In particular, a number of studies, including the latest PricewaterhouseCoopers (PwC) “US Technology M&A Insights” report, are predicting a continued focus on cloud, mobile, social, analytics and security technology.

Driving Deal Decisions: Acquire Or Recreate?

The PwC report attributes the M&A success of the technology sector last year (relative to overall M&A activity) on the acquisitions made by enterprise software companies. These companies have frequently chosen to take on start-ups who have intellectual property it would otherwise take years for the acquirers to recreate.

Traditional software companies may purchase cloud-based services, for example. They would do this to disrupt data networking and other hardware-based solutions, gaining a competitive edge.

As our world becomes increasingly technology-focused, having these cloud-based technologies may simply become a cost of doing business. It is likely we will continue to see these kinds of purchases moving forward.

It’s worth noting, however, that this type of M&A technology deal isn’t limited to tech companies. In our increasingly technological world, acquiring a tech company can offer a non-technology company entirely new revenue stream possibilities with high growth potential. These acquisitions, which span a broad variety of tech categories, allow these companies to offer specialized new services.

An increasing number of non-tech companies are realizing that and are acquiring start-ups in the tech market. As an example, consider the continued innovation in retail and consumer industries. Businesses in these fields have been a key driver behind social and local M&A technology deals. Social discovery applications and mobile payment options are catching on in a big way; that makes it likely we’ll see continued interest in this arena.

To put it simply, companies are discovering that they can either adapt to the world of cloud-based technology or they can lose out on business to those that do.

Driving Deal Decisions: The Rise of Big Data Analytics

Technology has unveiled an ever-growing ability to collect data. And companies are using that data to analyze customers in ways that can be extremely profitable.

To look at one specific use: in the retail sector stores are now beginning to drill down to data on individuals, offering them deals uniquely tailored for their specific preferences, purchase behavior, and needs. Consider the news story that made waves early last year when Target figured out a teenager was pregnant before her father did.

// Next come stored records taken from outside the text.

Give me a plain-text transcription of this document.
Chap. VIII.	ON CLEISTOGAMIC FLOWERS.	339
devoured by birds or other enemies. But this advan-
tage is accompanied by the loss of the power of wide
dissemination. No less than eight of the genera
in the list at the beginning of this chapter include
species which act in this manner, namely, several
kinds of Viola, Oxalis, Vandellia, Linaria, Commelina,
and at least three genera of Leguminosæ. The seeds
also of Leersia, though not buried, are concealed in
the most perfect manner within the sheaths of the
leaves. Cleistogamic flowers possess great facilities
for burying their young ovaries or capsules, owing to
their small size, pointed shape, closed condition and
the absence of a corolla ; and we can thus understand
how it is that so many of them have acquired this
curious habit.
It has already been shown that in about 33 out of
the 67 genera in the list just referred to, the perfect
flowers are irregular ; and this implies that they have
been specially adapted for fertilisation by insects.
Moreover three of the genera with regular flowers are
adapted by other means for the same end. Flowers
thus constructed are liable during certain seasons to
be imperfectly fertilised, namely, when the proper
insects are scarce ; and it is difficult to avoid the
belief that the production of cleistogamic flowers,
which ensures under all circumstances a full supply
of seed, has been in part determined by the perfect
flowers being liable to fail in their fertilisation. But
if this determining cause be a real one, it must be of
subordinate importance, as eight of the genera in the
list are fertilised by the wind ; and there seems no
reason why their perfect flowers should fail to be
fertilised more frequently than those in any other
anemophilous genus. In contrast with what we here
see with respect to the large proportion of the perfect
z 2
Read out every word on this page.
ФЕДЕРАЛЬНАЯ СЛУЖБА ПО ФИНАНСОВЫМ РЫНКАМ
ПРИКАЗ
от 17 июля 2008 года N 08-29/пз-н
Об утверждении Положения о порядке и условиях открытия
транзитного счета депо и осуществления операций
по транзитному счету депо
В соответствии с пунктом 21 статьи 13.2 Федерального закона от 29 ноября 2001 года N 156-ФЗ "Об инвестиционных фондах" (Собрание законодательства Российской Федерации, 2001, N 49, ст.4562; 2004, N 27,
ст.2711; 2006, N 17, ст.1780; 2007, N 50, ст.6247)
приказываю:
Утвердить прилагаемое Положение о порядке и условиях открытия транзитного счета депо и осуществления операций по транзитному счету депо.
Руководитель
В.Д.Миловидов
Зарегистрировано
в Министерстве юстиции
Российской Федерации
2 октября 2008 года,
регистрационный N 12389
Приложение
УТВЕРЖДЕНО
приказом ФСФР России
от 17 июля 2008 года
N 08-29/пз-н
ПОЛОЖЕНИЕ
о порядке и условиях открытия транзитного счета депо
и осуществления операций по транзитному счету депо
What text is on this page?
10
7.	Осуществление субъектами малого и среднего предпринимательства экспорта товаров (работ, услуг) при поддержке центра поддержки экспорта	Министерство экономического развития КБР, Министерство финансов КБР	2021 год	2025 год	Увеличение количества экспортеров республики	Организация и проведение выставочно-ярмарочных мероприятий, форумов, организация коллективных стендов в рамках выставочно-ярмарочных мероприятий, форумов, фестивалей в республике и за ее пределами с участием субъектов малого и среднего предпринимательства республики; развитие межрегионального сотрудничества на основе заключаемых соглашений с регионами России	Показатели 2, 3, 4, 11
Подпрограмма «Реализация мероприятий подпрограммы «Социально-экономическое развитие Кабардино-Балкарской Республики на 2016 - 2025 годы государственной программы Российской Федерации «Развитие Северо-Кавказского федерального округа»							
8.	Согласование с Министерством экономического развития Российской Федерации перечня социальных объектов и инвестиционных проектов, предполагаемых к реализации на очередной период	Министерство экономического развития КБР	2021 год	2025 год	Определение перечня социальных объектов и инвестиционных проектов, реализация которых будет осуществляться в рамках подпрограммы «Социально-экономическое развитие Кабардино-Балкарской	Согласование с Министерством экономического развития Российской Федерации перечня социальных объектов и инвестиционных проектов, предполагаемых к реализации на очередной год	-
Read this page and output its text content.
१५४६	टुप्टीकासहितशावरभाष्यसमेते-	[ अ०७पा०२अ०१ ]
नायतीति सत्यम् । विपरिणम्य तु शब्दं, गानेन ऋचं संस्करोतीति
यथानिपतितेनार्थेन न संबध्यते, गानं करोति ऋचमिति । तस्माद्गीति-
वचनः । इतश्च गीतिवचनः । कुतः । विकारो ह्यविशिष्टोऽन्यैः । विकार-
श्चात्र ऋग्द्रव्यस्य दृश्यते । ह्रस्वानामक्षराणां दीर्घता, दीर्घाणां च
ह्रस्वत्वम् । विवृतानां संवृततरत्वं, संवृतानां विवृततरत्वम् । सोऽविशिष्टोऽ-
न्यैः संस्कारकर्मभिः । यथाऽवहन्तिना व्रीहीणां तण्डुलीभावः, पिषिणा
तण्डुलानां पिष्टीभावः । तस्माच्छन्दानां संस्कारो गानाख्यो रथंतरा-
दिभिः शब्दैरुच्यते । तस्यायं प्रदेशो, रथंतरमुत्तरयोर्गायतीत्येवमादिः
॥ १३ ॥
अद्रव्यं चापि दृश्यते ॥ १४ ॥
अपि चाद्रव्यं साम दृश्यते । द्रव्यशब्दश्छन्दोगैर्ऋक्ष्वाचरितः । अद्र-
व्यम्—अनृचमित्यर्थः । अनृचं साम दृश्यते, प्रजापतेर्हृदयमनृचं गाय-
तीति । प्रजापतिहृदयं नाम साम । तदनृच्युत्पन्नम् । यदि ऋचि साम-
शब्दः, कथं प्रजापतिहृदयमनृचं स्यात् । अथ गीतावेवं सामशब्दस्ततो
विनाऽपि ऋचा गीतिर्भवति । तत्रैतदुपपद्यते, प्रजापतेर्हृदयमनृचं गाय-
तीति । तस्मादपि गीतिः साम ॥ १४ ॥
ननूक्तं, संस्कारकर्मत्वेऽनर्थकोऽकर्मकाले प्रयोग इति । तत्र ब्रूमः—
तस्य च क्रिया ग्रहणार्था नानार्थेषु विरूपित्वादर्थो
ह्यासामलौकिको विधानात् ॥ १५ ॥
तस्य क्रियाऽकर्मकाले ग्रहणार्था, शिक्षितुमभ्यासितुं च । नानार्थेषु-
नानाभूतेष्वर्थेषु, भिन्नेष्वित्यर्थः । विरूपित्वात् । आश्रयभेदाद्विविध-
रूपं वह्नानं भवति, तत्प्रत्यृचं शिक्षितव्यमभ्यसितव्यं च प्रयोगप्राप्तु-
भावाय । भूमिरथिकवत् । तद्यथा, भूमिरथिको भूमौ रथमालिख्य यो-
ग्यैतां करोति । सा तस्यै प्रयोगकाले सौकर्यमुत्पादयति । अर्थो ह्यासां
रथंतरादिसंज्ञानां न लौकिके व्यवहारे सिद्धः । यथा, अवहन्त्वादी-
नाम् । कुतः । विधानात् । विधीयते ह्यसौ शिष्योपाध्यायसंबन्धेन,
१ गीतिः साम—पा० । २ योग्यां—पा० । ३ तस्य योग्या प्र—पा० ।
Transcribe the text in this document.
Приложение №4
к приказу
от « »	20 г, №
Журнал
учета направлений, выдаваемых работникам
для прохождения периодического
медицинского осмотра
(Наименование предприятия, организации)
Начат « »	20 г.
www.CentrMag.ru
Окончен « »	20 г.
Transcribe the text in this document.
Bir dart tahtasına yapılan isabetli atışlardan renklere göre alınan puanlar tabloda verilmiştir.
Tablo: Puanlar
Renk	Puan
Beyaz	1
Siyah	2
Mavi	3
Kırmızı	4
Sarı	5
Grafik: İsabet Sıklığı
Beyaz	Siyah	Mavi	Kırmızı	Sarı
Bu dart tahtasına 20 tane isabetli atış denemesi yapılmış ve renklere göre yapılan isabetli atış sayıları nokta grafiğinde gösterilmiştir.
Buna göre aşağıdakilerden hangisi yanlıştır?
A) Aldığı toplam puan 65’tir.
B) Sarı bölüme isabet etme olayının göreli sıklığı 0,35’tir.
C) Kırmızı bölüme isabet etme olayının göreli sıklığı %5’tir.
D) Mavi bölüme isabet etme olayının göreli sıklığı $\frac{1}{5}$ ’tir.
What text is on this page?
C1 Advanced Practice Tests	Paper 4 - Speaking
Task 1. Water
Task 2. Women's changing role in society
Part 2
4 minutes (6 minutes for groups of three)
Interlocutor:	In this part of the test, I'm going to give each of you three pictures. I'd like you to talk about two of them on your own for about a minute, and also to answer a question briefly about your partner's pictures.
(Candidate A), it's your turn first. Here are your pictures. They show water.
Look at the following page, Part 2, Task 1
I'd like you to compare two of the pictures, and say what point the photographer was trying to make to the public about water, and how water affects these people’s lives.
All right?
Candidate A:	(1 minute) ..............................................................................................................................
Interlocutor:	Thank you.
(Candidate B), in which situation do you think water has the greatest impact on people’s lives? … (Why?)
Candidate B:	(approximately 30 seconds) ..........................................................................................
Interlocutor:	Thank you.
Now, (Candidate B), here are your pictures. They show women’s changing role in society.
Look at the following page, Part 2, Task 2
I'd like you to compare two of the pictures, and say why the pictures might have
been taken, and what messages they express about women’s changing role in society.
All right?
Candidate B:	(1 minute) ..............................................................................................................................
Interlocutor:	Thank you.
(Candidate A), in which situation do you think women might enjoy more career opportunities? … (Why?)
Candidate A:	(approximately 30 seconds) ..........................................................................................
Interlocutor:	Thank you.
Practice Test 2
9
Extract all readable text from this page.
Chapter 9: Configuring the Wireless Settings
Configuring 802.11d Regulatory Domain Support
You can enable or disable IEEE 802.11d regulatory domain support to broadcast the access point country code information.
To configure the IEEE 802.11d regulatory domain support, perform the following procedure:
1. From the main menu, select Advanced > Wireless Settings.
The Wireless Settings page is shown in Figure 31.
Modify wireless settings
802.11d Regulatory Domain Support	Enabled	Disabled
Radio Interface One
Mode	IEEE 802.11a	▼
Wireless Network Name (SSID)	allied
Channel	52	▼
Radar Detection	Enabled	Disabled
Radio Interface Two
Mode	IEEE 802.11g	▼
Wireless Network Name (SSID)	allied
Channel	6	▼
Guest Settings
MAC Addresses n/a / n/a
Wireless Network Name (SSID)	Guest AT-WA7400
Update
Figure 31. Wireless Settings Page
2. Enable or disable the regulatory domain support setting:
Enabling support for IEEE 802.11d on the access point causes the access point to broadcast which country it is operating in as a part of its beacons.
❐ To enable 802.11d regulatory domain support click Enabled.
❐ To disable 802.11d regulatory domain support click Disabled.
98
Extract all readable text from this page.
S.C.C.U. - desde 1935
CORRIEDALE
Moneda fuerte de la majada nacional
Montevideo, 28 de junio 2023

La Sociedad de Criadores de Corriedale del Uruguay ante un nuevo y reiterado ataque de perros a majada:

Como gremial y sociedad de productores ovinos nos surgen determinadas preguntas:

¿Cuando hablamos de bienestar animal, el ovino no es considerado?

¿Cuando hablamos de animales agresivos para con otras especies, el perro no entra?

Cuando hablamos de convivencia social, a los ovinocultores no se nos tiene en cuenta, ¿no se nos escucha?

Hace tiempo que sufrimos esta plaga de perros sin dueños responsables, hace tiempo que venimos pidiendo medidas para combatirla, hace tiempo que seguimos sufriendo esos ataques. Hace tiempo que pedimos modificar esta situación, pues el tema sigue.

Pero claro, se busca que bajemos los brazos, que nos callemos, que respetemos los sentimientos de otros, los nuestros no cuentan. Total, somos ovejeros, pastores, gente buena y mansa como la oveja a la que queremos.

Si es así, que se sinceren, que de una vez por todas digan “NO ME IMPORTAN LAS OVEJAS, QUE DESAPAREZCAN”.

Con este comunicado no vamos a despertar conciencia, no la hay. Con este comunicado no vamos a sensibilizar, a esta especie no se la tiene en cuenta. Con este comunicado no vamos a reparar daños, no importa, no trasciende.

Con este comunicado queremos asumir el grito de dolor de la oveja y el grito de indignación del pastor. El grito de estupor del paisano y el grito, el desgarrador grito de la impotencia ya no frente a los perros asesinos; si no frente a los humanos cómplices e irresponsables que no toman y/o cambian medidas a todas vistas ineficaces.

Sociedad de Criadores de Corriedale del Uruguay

That requires a massive amount of data collection with sophisticated analytics to parse information, note trends and capitalize on them in a way that will drive additional sales. And big data analytics are on their way to becoming simply another cost of doing business, which makes companies who offer these services increasingly valuable targets for technology M&A deals.

Driving Deal Decisions: Additional Security Concerns

The continued mobile proliferation, increasing adoption of cloud services and social networks and the intermingling of enterprise and personal data have made consumers and businesses alike concerned about the safety of all that data.

Recent security breaches, which have affected everyone from the Sony to Coca-Cola, only raise additional red flags. Companies need to make sure they take the appropriate security measures to protect both their own intellectual property and the information they’ve collected on their customers.

They are faced with a decision: should they outsource their security, acquire a company to manage it in-house, or attempt to build a team internally to handle potential risks? This is leading to a number of acquisitions in the security technology space.

What other drivers do you feel have led to the success of the Technology M&A market?